World-Grounded Human Motion Recovery via Gravity-View Coordinates

Read original: arXiv:2409.06662 - Published 9/11/2024 by Zehong Shen, Huaijin Pi, Yan Xia, Zhi Cen, Sida Peng, Zechen Hu, Hujun Bao, Ruizhen Hu, Xiaowei Zhou

World-Grounded Human Motion Recovery via Gravity-View Coordinates

Overview

The paper presents a method for recovering 3D human motion in the real world using a single camera
It introduces "gravity-view coordinates" to represent human poses in a way that is aligned with the real-world orientation
This allows the 3D motion to be recovered more accurately than previous approaches

Plain English Explanation

The researchers have developed a new way to track the 3D movement of people using just a single camera. Previous methods often struggled to accurately represent the person's motion in the real world, but this new approach uses "gravity-view coordinates" to better align the 3D pose with the actual orientation in the physical environment.

By representing the human pose in a way that takes into account the direction of gravity, the system can more precisely recover the full 3D motion of the person being filmed. This could be useful for applications like animation, virtual reality, or even monitoring human movements for healthcare purposes.

Technical Explanation

The key innovation in this paper is the use of "gravity-view coordinates" to represent the 3D human pose. Previous methods would estimate the 3D pose without considering the real-world orientation, leading to less accurate results.

In contrast, the gravity-view coordinate system aligns the pose with the direction of gravity, allowing the 3D motion to be recovered more faithfully. The system first estimates the 3D location and orientation of the camera relative to the ground plane. It then uses this information to transform the estimated 3D pose into the gravity-view coordinate system.

The researchers evaluated their approach on several benchmarks and found that it outperformed previous state-of-the-art methods for 3D human motion capture from monocular video. The method was particularly effective at handling complex movements and scenes with clutter or occlusions.

Critical Analysis

The paper presents a promising approach for accurately recovering 3D human motion from a single camera. However, the authors acknowledge some limitations:

The method relies on accurately estimating the camera's position and orientation relative to the ground plane, which may be challenging in some environments
The approach was evaluated on mostly indoor scenes, and its performance on outdoor or more complex environments is not yet clear
The system currently processes each frame independently, which could lead to temporal inconsistencies in the recovered motion

Future work could address these limitations, for example by incorporating temporal information or developing more robust camera pose estimation techniques.
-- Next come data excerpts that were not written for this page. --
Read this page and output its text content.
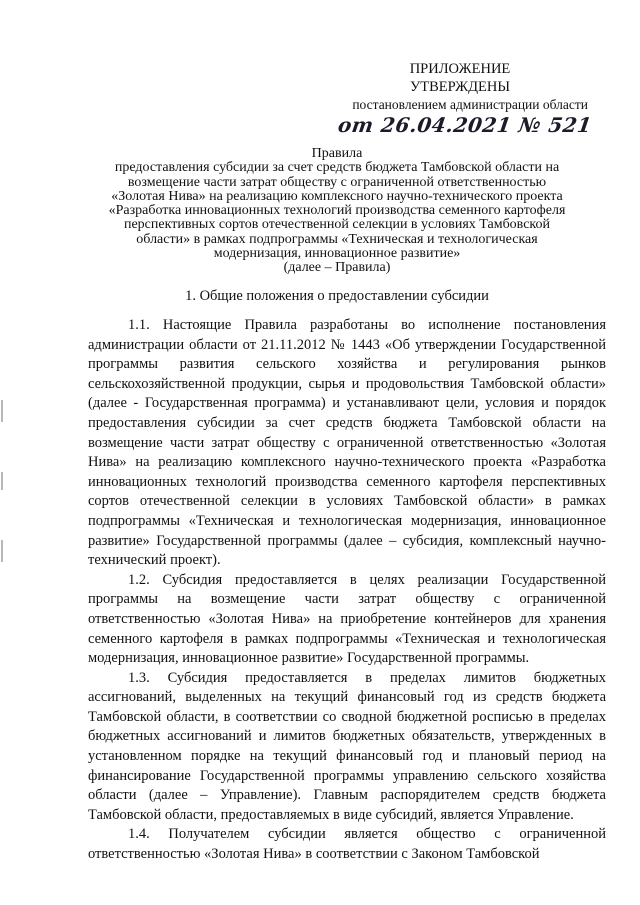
ПРИЛОЖЕНИЕ
УТВЕРЖДЕНЫ
постановлением администрации области
от 26.04.2021 № 521
Правила
предоставления субсидии за счет средств бюджета Тамбовской области на
возмещение части затрат обществу с ограниченной ответственностью
«Золотая Нива» на реализацию комплексного научно-технического проекта
«Разработка инновационных технологий производства семенного картофеля
перспективных сортов отечественной селекции в условиях Тамбовской
области» в рамках подпрограммы «Техническая и технологическая
модернизация, инновационное развитие»
(далее – Правила)
1. Общие положения о предоставлении субсидии

1.1. Настоящие Правила разработаны во исполнение постановления администрации области от 21.11.2012 № 1443 «Об утверждении Государственной программы развития сельского хозяйства и регулирования рынков сельскохозяйственной продукции, сырья и продовольствия Тамбовской области» (далее - Государственная программа) и устанавливают цели, условия и порядок предоставления субсидии за счет средств бюджета Тамбовской области на возмещение части затрат обществу с ограниченной ответственностью «Золотая Нива» на реализацию комплексного научно-технического проекта «Разработка инновационных технологий производства семенного картофеля перспективных сортов отечественной селекции в условиях Тамбовской области» в рамках подпрограммы «Техническая и технологическая модернизация, инновационное развитие» Государственной программы (далее – субсидия, комплексный научно-технический проект).

1.2. Субсидия предоставляется в целях реализации Государственной программы на возмещение части затрат обществу с ограниченной ответственностью «Золотая Нива» на приобретение контейнеров для хранения семенного картофеля в рамках подпрограммы «Техническая и технологическая модернизация, инновационное развитие» Государственной программы.

1.3. Субсидия предоставляется в пределах лимитов бюджетных ассигнований, выделенных на текущий финансовый год из средств бюджета Тамбовской области, в соответствии со сводной бюджетной росписью в пределах бюджетных ассигнований и лимитов бюджетных обязательств, утвержденных в установленном порядке на текущий финансовый год и плановый период на финансирование Государственной программы управлению сельского хозяйства области (далее – Управление). Главным распорядителем средств бюджета Тамбовской области, предоставляемых в виде субсидий, является Управление.

1.4. Получателем субсидии является общество с ограниченной ответственностью «Золотая Нива» в соответствии с Законом Тамбовской
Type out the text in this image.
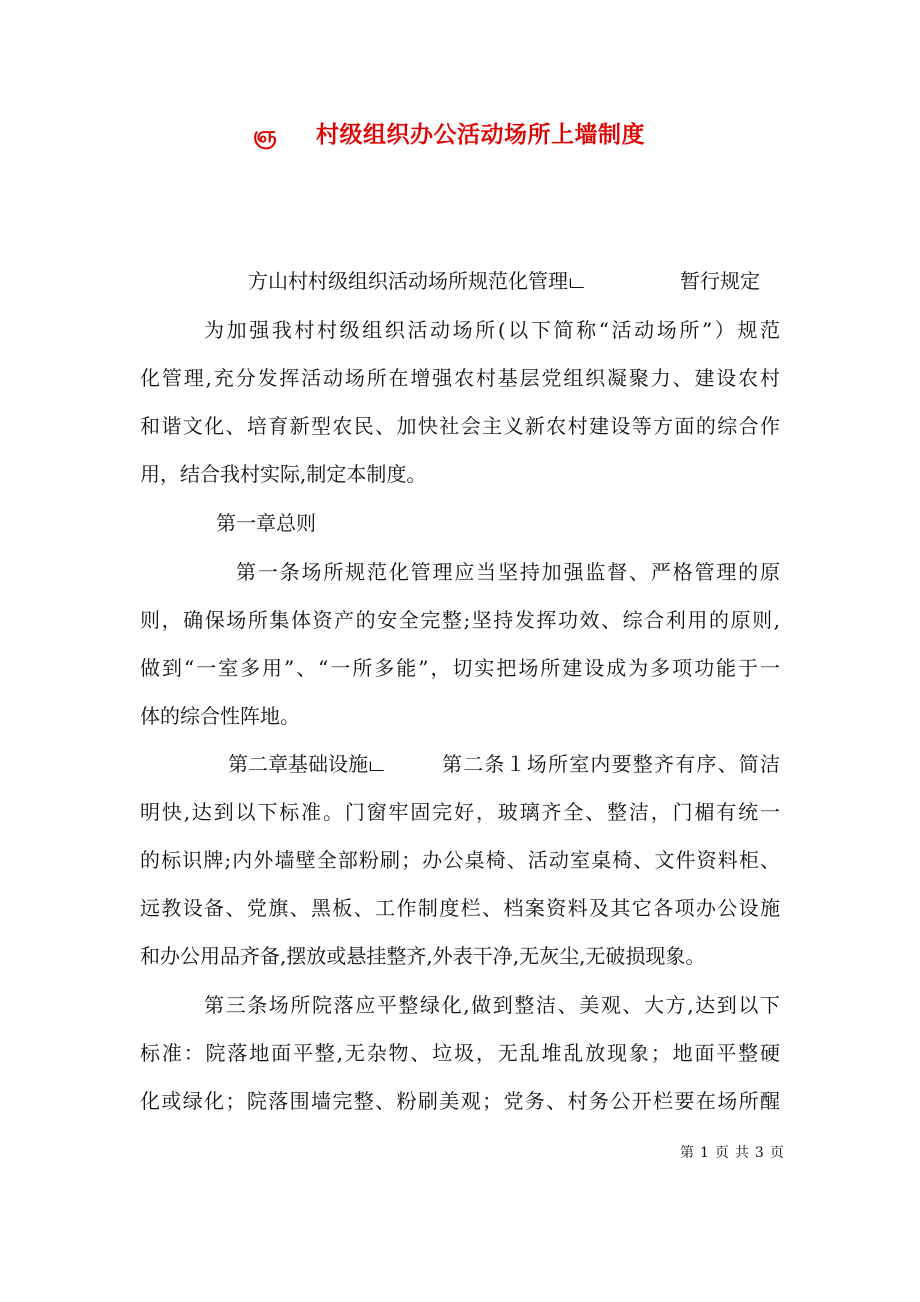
ஞ 村级组织办公活动场所上墙制度
方山村村级组织活动场所规范化管理ட	暂行规定
为加强我村村级组织活动场所(以下简称“活动场所”）规范
化管理,充分发挥活动场所在增强农村基层党组织凝聚力、建设农村
和谐文化、培育新型农民、加快社会主义新农村建设等方面的综合作
用，结合我村实际,制定本制度。
第一章总则
第一条场所规范化管理应当坚持加强监督、严格管理的原
则，确保场所集体资产的安全完整;坚持发挥功效、综合利用的原则,
做到“一室多用”、“一所多能”，切实把场所建设成为多项功能于一
体的综合性阵地。
第二章基础设施ட	第二条１场所室内要整齐有序、简洁
明快,达到以下标准。门窗牢固完好，玻璃齐全、整洁，门楣有统一
的标识牌;内外墙壁全部粉刷；办公桌椅、活动室桌椅、文件资料柜、
远教设备、党旗、黑板、工作制度栏、档案资料及其它各项办公设施
和办公用品齐备,摆放或悬挂整齐,外表干净,无灰尘,无破损现象。
第三条场所院落应平整绿化,做到整洁、美观、大方,达到以下
标准：院落地面平整,无杂物、垃圾，无乱堆乱放现象；地面平整硬
化或绿化；院落围墙完整、粉刷美观；党务、村务公开栏要在场所醒
第 1 页 共 3 页
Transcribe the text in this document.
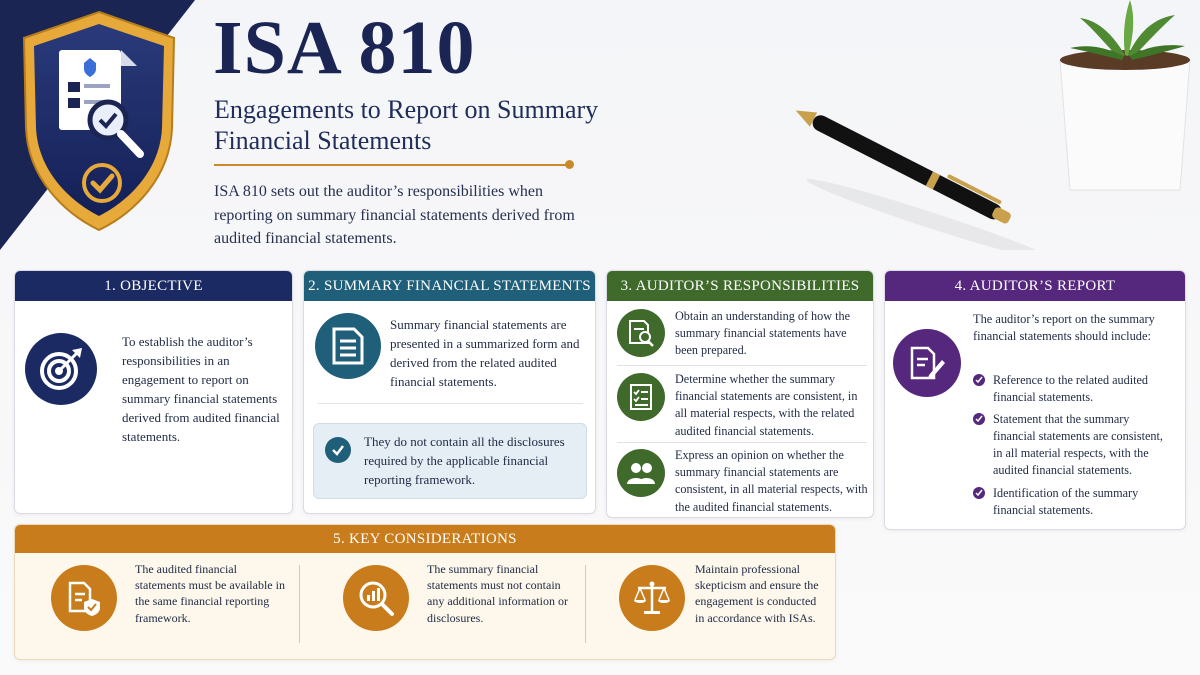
ISA 810
Engagements to Report on Summary Financial Statements
ISA 810 sets out the auditor’s responsibilities when reporting on summary financial statements derived from audited financial statements.
1. OBJECTIVE
To establish the auditor’s responsibilities in an engagement to report on summary financial statements derived from audited financial statements.
2. SUMMARY FINANCIAL STATEMENTS
Summary financial statements are presented in a summarized form and derived from the related audited financial statements.
They do not contain all the disclosures required by the applicable financial reporting framework.
3. AUDITOR’S RESPONSIBILITIES
Obtain an understanding of how the summary financial statements have been prepared.
Determine whether the summary financial statements are consistent, in all material respects, with the related audited financial statements.
Express an opinion on whether the summary financial statements are consistent, in all material respects, with the audited financial statements.
4. AUDITOR’S REPORT
The auditor’s report on the summary financial statements should include:
Reference to the related audited financial statements.
Statement that the summary financial statements are consistent, in all material respects, with the audited financial statements.
Identification of the summary financial statements.
5. KEY CONSIDERATIONS
The audited financial statements must be available in the same financial reporting framework.
The summary financial statements must not contain any additional information or disclosures.
Maintain professional skepticism and ensure the engagement is conducted in accordance with ISAs.
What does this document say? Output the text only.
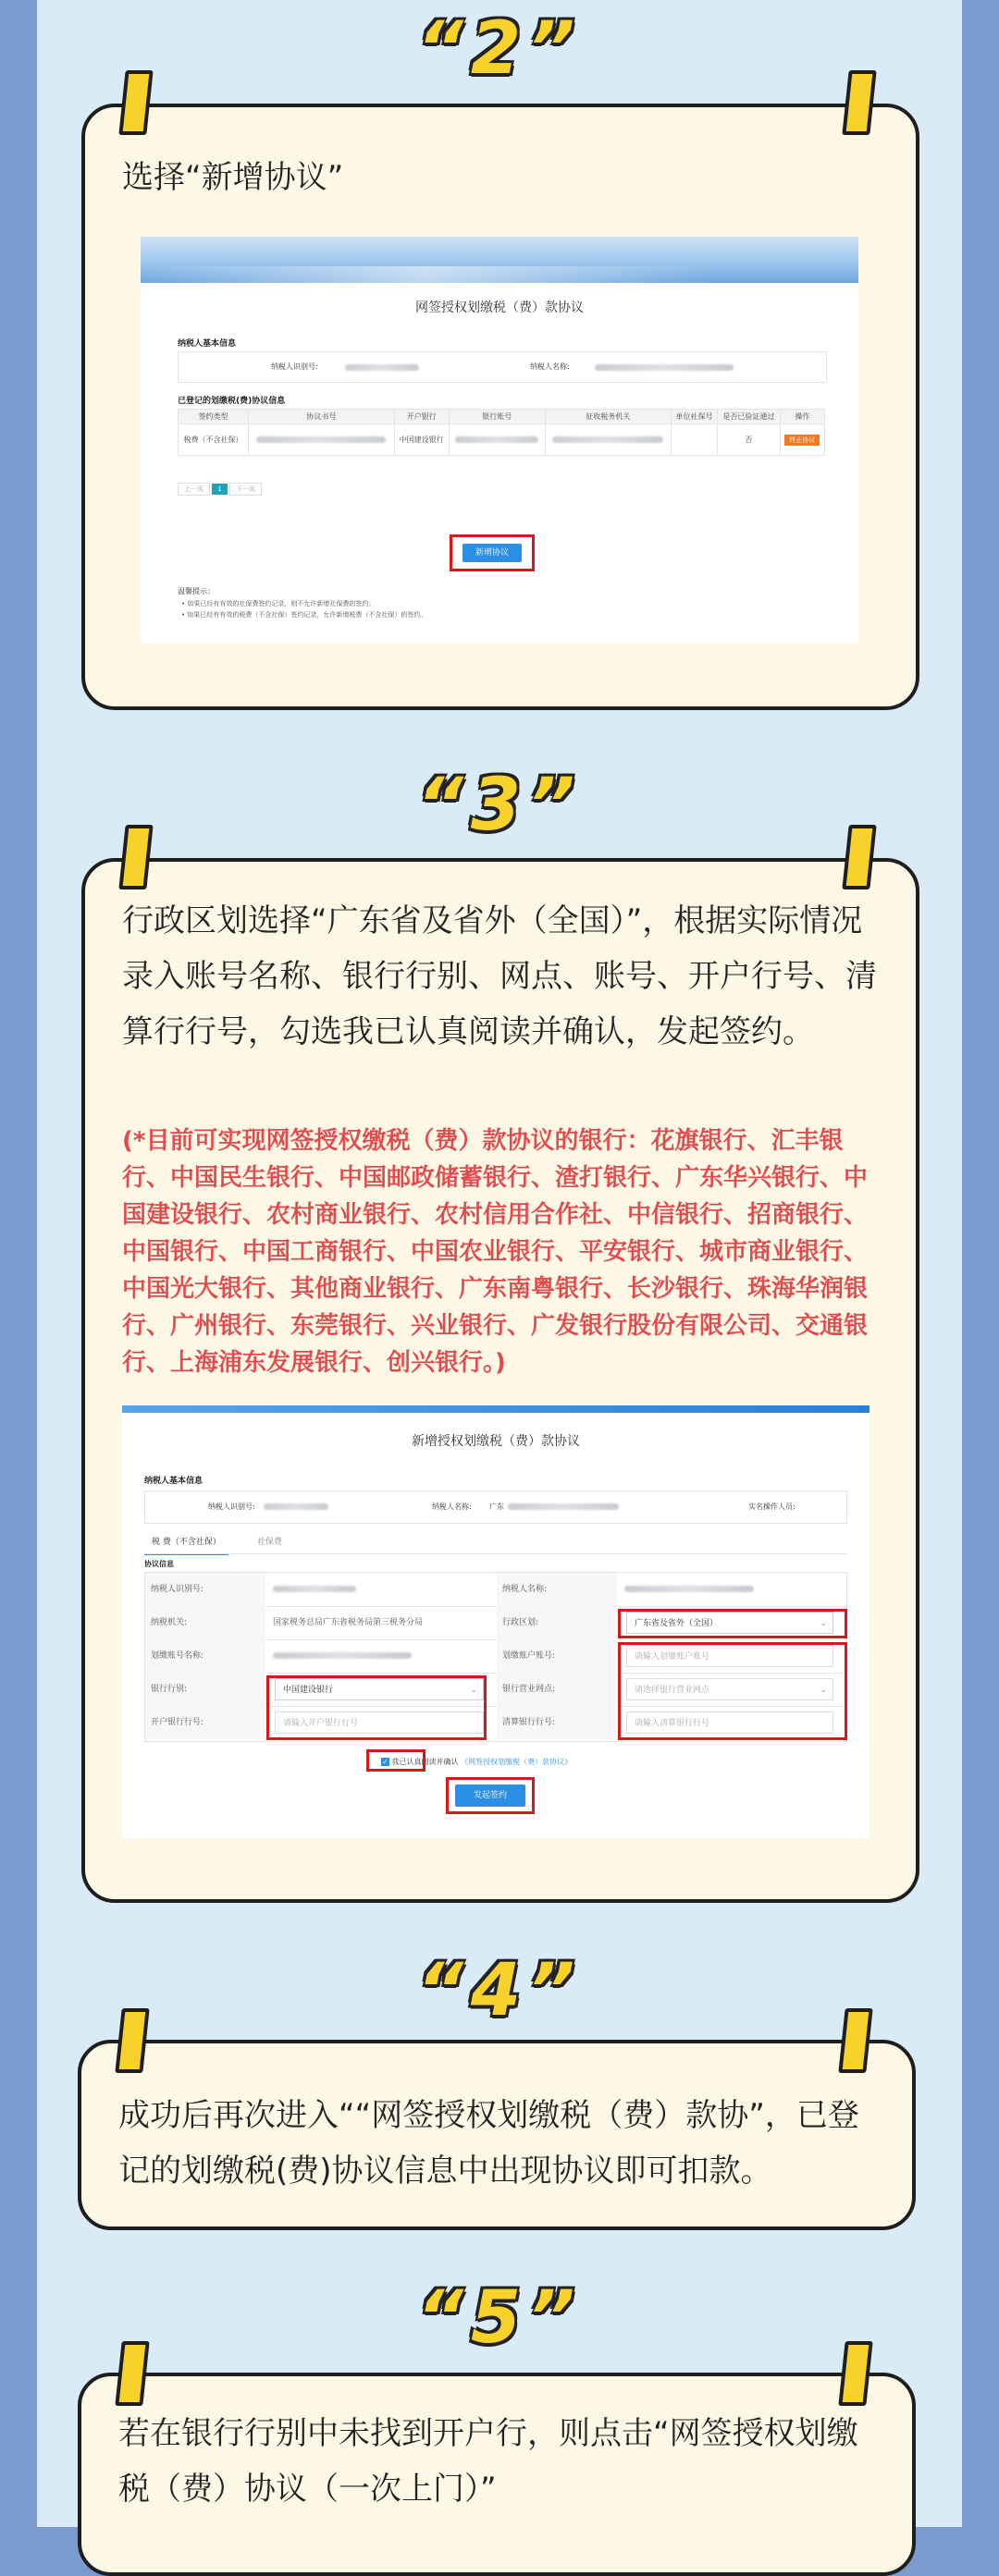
“2”
选择“新增协议”
网签授权划缴税（费）款协议
纳税人基本信息
纳税人识别号:	纳税人名称:
已登记的划缴税(费)协议信息
签约类型	协议书号	开户银行	银行账号	征收税务机关	单位社保号	是否已验证通过	操作
税费（不含社保）		中国建设银行				否	终止协议
上一页 1 下一页
新增协议
温馨提示：
• 如果已经有有效的社保费签约记录，则不允许新增社保费的签约；
• 如果已经有有效的税费（不含社保）签约记录，允许新增税费（不含社保）的签约。
“3”
行政区划选择“广东省及省外（全国）”，根据实际情况录入账号名称、银行行别、网点、账号、开户行号、清算行行号，勾选我已认真阅读并确认，发起签约。
(*目前可实现网签授权缴税（费）款协议的银行：花旗银行、汇丰银行、中国民生银行、中国邮政储蓄银行、渣打银行、广东华兴银行、中国建设银行、农村商业银行、农村信用合作社、中信银行、招商银行、中国银行、中国工商银行、中国农业银行、平安银行、城市商业银行、中国光大银行、其他商业银行、广东南粤银行、长沙银行、珠海华润银行、广州银行、东莞银行、兴业银行、广发银行股份有限公司、交通银行、上海浦东发展银行、创兴银行。)
新增授权划缴税（费）款协议
纳税人基本信息
纳税人识别号:	纳税人名称: 广东	实名操作人员:
税 费（不含社保）	社保费
协议信息
纳税人识别号:	纳税人名称:
纳税机关:	国家税务总局广东省税务局第三税务分局	行政区划:	广东省及省外（全国）	⌄
划缴账号名称:	划缴账户账号:	请输入划缴账户账号
银行行别:	中国建设银行	⌄	银行营业网点:	请选择银行营业网点	⌄
开户银行行号:	请输入开户银行行号	清算银行行号:	请输入清算银行行号
✓ 我已认真阅读并确认 《网签授权划缴税（费）款协议》
发起签约
“4”
成功后再次进入““网签授权划缴税（费）款协”，已登记的划缴税(费)协议信息中出现协议即可扣款。
“5”
若在银行行别中未找到开户行，则点击“网签授权划缴税（费）协议（一次上门）”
Additionally, further evaluations on more diverse datasets would help assess the method's broader applicability.

Conclusion

This paper introduces a novel approach for 3D human motion capture that uses gravity-view coordinates to better align the recovered poses with the real-world environment. By considering the direction of gravity, the system can more accurately reconstruct the full 3D motion of a person from a single camera. This advance could enable improved applications in areas like animation, virtual reality, and healthcare monitoring.

This summary was produced with help from an AI and may contain inaccuracies - check out the links to read the original source documents!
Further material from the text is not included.